Stalin ruled over the Soviet empire until his death in 1953. Even as he lay crippled by a stroke his aides were too scared to move him in case they incurred his displeasure. It was Khrushchev who finally emerged as Stalin’s successor, consigning potential successor security chief Beria to imprisonment and death. Khrushchev initiated a number of reforms in the Soviet Union, opening up the gulags and freeing prisoners but he became increasingly unpopular with his colleagues in the Politburo until he was finally removed in favour of Brezhnev in 1964.

The coup was a quiet and bloodless one, Khrushchev later commenting “I’m old and tired. Let them cope by themselves. I’ve done the main thing. Could anyone have dreamed of telling Stalin that he didn’t suit us anymore and suggesting he retire? Not even a wet spot would have remained where we had been standing. Now everything is different. The fear is gone, and we can talk as equals. That’s my contribution. I won’t put up a fight.”

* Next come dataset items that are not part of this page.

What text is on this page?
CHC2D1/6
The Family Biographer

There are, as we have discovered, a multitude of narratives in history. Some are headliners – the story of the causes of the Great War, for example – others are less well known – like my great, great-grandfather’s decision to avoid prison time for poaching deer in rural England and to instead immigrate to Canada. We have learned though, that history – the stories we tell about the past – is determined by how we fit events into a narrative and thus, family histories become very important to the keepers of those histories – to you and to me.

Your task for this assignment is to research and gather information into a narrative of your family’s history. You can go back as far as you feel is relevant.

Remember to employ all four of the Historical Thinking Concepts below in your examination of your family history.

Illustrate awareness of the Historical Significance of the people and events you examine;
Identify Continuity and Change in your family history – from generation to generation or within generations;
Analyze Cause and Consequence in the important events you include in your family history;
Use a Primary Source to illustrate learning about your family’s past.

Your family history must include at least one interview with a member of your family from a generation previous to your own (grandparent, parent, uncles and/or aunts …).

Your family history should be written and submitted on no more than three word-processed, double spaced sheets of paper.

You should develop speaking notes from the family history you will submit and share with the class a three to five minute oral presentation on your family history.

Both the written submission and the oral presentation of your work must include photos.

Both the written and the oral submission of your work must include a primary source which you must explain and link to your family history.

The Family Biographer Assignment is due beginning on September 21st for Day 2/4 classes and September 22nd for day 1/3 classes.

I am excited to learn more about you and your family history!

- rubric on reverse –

Ian Smith, the Prime Minister of that long vanished country Rhodesia once said this about democracy: “Democracy is a very delicate thing, perfected by the British, but that does not mean you can transplant it elsewhere.” In some ways, especially when you look at the Middle East, perhaps Smith was right, after all the fundamental thing about democracy means that those who are defeated at election time are obliged to hand over power to the newly elected winner. Some people, President Mugabe for example, were not inclined to do so or to even allow anyone to challenge them. Still, everyone votes for a dictator, or so they say.

As it happens, I have met a few Russian people. Back in my coach driving days, I drove a coachload of Russian shop stewards to various meetings with UK union representatives of British gas. I’m not sure what they were discussing but they all seemed pretty nice. In fact later on, they complained to their hosts that I was sitting on my coach, reading a book and eating sandwiches, when they were being wined and dined in a swanky hotel. This inequality so disappointed them that they insisted I come inside and be served the same lovely meal that they were served. Very nice it was too!

Surely then, wasn’t Ian Smith being just a little snooty? Don’t those same Russians deserve the same democratic rights that we tend to take so much for granted in the west?

What is the situation in the Kremlin today I wonder? Will anyone dare to tell Mr Putin that he doesn’t suit them anymore?